Segundo o médico, que estuda a transmissão de doenças pelo ar, é possível considerar que haja escolas que ofereçam menor risco de transmissão, como aquelas capazes de manter o distanciamento e de garantir circulação de ar nos ambientes.

“Idealmente, deveria haver inspeção para determinar quais escolas podem abrir e quais não podem, mas, assim, também ampliaríamos o fosso da desigualdade, porque certamente as mais pobres teriam de seguir fechadas. Portanto, abram-se as escolas, mas inicie-se a vacinação dos professores. Isso me parece justo.”

Na quinta-feira, circulou entre educadores um áudio da deputada estadual Professora Bebel, do PT, presidente da Apeoesp, afirmando ter feito uma “engenharia para conseguir a liminar”. A Folha teve acesso ao áudio, com a seguinte íntegra: “Pessoal, uma notícia boa, finalmente. Nós ganhamos a liminar para a suspensão das aulas nas três esferas, municipal, estadual e a rede privada. Então foi uma grande vitória, repassem. Amanhã ninguém tem que ir, vale a liminar. É isso. Por ora nós tempos ela. Depois, como conseguimos, a gente vai contar na reunião, mas foi uma engenharia”.

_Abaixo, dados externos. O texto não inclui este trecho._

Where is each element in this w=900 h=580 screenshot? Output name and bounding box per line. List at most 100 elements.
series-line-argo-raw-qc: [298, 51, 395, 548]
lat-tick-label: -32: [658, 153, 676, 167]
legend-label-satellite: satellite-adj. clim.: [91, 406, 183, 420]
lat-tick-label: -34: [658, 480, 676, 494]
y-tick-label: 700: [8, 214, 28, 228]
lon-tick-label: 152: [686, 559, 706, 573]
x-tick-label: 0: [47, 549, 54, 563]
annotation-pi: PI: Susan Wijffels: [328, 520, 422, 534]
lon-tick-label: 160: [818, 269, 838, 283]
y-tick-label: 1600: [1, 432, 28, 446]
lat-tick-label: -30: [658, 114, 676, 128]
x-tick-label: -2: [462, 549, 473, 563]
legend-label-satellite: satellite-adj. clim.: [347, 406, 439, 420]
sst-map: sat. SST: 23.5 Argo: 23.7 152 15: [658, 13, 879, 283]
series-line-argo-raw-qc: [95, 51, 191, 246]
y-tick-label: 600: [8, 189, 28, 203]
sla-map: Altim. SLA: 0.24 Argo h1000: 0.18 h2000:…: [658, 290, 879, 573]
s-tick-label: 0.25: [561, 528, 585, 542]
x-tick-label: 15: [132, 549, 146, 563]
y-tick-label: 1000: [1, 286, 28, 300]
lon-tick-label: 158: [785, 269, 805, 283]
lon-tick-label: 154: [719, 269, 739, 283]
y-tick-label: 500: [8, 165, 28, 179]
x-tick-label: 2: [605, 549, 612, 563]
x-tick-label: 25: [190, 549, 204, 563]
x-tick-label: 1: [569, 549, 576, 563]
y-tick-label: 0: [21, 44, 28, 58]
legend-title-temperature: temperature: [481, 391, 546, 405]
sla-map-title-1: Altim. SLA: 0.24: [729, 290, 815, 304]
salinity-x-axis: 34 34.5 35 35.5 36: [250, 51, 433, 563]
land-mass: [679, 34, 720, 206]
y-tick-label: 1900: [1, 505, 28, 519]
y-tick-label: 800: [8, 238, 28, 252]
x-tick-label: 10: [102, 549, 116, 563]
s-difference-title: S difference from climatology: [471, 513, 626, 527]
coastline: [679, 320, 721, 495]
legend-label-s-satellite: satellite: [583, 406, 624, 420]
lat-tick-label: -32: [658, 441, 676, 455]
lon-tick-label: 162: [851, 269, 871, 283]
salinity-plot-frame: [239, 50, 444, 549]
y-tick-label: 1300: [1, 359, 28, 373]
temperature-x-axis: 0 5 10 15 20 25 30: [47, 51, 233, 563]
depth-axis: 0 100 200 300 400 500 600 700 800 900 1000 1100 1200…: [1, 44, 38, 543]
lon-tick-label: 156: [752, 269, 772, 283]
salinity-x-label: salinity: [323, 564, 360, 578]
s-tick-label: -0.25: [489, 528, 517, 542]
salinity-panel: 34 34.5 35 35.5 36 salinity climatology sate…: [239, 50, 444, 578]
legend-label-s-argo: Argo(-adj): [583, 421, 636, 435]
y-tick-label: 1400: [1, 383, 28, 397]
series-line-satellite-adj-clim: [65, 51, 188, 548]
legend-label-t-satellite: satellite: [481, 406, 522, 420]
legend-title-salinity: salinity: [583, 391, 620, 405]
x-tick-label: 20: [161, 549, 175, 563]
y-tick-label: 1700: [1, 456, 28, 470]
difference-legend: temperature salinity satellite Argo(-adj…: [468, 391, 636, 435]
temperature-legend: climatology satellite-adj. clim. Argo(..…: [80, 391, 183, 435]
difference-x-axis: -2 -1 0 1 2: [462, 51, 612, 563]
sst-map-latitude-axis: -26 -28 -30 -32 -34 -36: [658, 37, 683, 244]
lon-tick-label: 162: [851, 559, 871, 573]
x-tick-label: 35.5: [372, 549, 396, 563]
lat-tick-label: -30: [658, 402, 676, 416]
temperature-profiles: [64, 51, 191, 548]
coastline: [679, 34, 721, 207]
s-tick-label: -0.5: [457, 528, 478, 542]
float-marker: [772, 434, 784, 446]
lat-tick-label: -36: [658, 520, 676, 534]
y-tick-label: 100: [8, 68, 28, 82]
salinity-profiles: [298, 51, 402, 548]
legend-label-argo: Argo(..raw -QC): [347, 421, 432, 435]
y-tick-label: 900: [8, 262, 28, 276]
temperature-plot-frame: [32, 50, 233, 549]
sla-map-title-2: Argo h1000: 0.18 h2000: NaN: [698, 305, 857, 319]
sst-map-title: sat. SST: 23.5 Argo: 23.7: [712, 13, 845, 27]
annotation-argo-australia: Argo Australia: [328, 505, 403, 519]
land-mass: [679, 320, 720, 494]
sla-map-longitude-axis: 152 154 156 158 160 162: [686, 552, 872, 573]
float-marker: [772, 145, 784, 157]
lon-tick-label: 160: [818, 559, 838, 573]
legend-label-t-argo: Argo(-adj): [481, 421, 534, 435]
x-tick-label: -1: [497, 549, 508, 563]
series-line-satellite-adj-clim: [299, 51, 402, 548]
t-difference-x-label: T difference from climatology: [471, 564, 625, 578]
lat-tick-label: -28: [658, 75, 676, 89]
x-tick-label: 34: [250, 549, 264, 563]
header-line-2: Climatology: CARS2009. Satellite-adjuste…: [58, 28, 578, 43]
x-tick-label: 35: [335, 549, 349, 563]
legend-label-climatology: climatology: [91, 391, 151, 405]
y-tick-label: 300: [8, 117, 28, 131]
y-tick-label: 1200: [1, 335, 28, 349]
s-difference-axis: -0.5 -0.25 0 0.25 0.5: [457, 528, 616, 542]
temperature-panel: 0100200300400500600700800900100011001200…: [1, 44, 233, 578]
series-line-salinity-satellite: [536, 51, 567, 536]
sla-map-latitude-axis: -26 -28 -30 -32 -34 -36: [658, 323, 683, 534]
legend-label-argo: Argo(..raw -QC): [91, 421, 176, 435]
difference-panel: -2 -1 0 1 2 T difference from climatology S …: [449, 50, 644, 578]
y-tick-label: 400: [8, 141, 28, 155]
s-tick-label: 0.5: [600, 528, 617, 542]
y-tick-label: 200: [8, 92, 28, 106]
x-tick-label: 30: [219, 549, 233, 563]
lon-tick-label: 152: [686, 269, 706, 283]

O secretário de educação de São Paulo, Rossieli Soares, afirmou à Folha que o áudio “causou estranheza”. “O que ela quer dizer com engenharia? Que tipo de preparação pode ter sido usada para ela falar nesse tom? Foi algo não republicano? Ela, como deputada e presidente do sindicato, deve uma explicação à sociedade.”

Bebel disse à reportagem que “não há nada de ilícito” no áudio. “A engenharia é como nós conseguimos, a engenharia jurídica. E eu vou explicar para a minha diretoria”. Ao ser questionada sobre qual foi a engenharia jurídica, ela disse que foi “a ação judicial, o parecer do dr. Saldiva, eu falo disso, não tem maldade nenhuma”.

Sobre o áudio, Saldiva disse que “não teve engenharia nenhuma”. “O sindicato e o governo não têm uma relação das mais amorosas, o que não é bom”.

A retomada das aulas presenciais mesmo nessas fases mais críticas foi autorizada pelo Plano SP, do governo estadual, com base na orientação do Centro de Contingência do Coronavírus, formado por especialistas da área de saúde.

O entendimento é o de que as escolas, além de não se mostrarem tão relevantes como focos de transmissão, devem ser consideradas atividades essenciais, como hospitais e mercados, permanecendo aberta com protocolos de segurança. A reabertura considera na equação, além da Covid-19, riscos do fechamento, como violência doméstica, subnutrição, evasão escolar e problemas de saúde mental de crianças e jovens.

Para as fases vermelha e laranja, é permitida a presença de 35% dos alunos. Na amarela, sobe para 70% e na verde, todos os estudantes podem frequentar a escola.